# In bed pup tent



## k10macosta (Nov 6, 2012)

I modified my old pup tent to fit in the bed of my k10 over the roll bar. Its not completely done but its pretty good for now. It fits nicely in my bed box and I can carry it around all the time. I actually made it for after prom. My buddies and our ladies are gonna do some 4 wheeling out to a place in the woods and camp there. While everyone else is on the ground me and my date will be high and dry. There are a couple gaps in the pictures but I need to tighten everything up and make a couple cuts.


----------



## 8thDayStranger (Jan 30, 2013)

Make sure your captain wears a hat or you'll need to find a way to fit a crib in there! Lol


----------



## Grimm (Sep 5, 2012)

8thDayStranger said:


> Make sure your captain wears a hat or you'll need to find a way to fit a crib in there! Lol


LOL! I never got to go to my prom. My dad was uber over protective!
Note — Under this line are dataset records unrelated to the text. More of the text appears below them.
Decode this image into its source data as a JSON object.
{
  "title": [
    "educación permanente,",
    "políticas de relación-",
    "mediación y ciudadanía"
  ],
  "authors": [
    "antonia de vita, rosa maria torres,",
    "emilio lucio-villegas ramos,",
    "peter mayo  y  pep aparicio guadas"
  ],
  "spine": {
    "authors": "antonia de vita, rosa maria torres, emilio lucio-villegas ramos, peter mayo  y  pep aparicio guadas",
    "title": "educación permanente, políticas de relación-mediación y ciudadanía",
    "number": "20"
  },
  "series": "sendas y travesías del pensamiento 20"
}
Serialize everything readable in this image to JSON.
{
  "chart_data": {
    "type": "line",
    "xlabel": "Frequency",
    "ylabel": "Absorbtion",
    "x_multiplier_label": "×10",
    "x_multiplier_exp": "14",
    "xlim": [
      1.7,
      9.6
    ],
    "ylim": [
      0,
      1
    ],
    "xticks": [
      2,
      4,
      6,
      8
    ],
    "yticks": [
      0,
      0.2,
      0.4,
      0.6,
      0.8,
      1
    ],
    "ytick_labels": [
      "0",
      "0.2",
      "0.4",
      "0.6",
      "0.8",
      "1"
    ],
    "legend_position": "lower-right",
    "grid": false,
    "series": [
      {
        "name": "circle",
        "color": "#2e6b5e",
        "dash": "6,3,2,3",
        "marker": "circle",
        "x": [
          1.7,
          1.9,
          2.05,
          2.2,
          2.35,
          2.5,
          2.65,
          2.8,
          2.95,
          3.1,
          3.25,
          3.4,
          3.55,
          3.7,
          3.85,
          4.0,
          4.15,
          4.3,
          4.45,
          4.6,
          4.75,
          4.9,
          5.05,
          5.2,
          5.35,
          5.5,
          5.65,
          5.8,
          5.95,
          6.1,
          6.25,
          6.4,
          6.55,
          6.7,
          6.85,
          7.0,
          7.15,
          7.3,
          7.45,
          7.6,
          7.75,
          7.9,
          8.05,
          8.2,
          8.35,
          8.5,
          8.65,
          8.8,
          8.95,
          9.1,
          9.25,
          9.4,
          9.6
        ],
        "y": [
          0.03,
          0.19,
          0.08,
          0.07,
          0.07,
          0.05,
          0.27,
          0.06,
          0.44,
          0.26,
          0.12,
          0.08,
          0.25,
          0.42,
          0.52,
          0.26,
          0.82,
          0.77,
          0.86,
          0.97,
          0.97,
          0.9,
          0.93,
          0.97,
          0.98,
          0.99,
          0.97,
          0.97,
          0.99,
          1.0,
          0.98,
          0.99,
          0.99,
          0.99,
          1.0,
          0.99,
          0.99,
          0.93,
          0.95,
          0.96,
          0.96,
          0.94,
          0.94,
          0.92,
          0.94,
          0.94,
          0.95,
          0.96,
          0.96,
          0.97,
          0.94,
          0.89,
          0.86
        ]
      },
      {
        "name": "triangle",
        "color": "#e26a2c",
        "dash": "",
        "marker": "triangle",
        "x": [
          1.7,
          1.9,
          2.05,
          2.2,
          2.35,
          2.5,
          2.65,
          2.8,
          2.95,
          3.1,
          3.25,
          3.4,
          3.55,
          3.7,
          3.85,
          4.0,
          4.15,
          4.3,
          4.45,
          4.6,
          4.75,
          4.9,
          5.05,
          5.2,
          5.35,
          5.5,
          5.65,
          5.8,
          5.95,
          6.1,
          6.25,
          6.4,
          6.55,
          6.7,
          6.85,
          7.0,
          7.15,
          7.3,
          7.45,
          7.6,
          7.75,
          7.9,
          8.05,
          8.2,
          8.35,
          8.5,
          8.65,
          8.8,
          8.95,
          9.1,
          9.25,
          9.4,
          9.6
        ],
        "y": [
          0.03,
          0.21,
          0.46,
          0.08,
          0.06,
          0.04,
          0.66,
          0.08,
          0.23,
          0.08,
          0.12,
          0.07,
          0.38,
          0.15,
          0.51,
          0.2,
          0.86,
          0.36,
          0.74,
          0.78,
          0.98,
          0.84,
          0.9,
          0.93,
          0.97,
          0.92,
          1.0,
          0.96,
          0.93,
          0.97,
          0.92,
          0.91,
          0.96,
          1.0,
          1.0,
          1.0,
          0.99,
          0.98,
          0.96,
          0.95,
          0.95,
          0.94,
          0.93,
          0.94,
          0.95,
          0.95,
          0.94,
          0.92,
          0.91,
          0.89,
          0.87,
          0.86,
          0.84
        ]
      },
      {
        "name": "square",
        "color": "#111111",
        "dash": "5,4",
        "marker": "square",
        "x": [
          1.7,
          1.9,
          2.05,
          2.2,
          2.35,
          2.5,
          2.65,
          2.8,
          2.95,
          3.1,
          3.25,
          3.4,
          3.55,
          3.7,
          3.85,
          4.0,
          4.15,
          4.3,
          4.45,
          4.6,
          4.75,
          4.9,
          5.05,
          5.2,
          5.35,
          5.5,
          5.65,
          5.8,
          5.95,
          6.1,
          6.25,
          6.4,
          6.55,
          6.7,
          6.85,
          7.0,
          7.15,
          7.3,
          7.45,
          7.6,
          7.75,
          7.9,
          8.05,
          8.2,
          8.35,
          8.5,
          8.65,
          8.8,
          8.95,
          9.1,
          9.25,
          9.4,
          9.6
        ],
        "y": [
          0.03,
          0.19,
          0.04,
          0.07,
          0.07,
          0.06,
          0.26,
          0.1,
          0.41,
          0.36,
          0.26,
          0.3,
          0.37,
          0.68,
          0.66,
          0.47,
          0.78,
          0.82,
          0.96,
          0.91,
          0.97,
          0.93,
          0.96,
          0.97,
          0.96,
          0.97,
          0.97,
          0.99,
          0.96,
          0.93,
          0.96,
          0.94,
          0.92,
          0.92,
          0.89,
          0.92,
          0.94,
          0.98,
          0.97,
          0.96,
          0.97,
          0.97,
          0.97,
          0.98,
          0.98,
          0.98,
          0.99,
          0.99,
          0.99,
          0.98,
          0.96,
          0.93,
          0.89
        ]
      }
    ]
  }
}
I did get to go to my BFF's little brother's prom as his date a few years later. I took him to the Rocky Horror Picture Show after wards. He lost his "virginity" for sure that night!


----------



## d_saum (Jan 17, 2012)

8thDayStranger said:


> Make sure your captain wears a hat or you'll need to find a way to fit a crib in there! Lol


stupid hats... I know they are "necessary" but man.. talk about a mood killer..

Anyway.. moving on.. I used to have a Nissan Pickup with cap on the back. some of you might call it a topper or something. Best camping/date night thing ever! :beercheer: Well.. besides an actual camper. But.. ya know..

Get that thing tweaked and close the gaps, and you should be good to go. Getting up off the ground is a huge bonus! Just hope you don't have squeaky shocks/leaf springs!


----------



## d_saum (Jan 17, 2012)

Grimm said:


> LOL! I never got to go to my prom. My dad was uber over protective! I did get to go to my BFF's little brother's prom as his date a few years later. I took him to the Rocky Horror Picture Show after wards. He lost his "virginity" for sure that night!


LOL... I'm not sure if you are just out right saying what happened, or putting quotes around his loss of "Virginity" because he saw Rocky Horror Picture Show?   :2thumb:


----------



## Grimm (Sep 5, 2012)

d_saum said:


> LOL... I'm not sure if you are just out right saying what happened, or putting quotes around his loss of "Virginity" because he saw Rocky Horror Picture Show?   :2thumb:


He was a Rocky "virgin"


----------



## d_saum (Jan 17, 2012)

Grimm said:


> He was a Rocky "virgin"


LOL.. thanks for clarifying!  I loved Rocky Horror Picture Show in the theaters where they do all the crazy stuff, but cannot bare to watch it if it's on TV. It's just not the same!


----------



## PipLogan (Apr 25, 2011)

I like we're this is going lol


----------



## sailaway (Mar 12, 2009)

8thDayStranger said:


> Make sure your captain wears a hat or you'll need to find a way to fit a crib in there! Lol


Yep, us flat bedders tarp our loads


----------



## Grimm (Sep 5, 2012)

d_saum said:


> LOL.. thanks for clarifying!  I loved Rocky Horror Picture Show in the theaters where they do all the crazy stuff, but cannot bare to watch it if it's on TV. It's just not the same!


Yup. I actually am on one of the tribute documentaries. Its called "A Regular Frankie Fan". I had just gotten my nipples pierced the day they were filming it so I flashed the camera crew.


----------



## k0xxx (Oct 27, 2011)

k10macosta said:


> I modified my old pup tent to fit in the bed of my k10 over the roll bar. Its not completely done but its pretty good for now. It fits nicely in my bed box and I can carry it around all the time. I actually made it for after prom. My buddies and our ladies are gonna do some 4 wheeling out to a place in the woods and camp there. While everyone else is on the ground me and my date will be high and dry. There are a couple gaps in the pictures but I need to tighten everything up and make a couple cuts.


It makes a nice difference to get off of the ground. Just be sure to park on a slight incline (rear end low) if there is any chance for rain. You don't want the water running toward the cab. lol


----------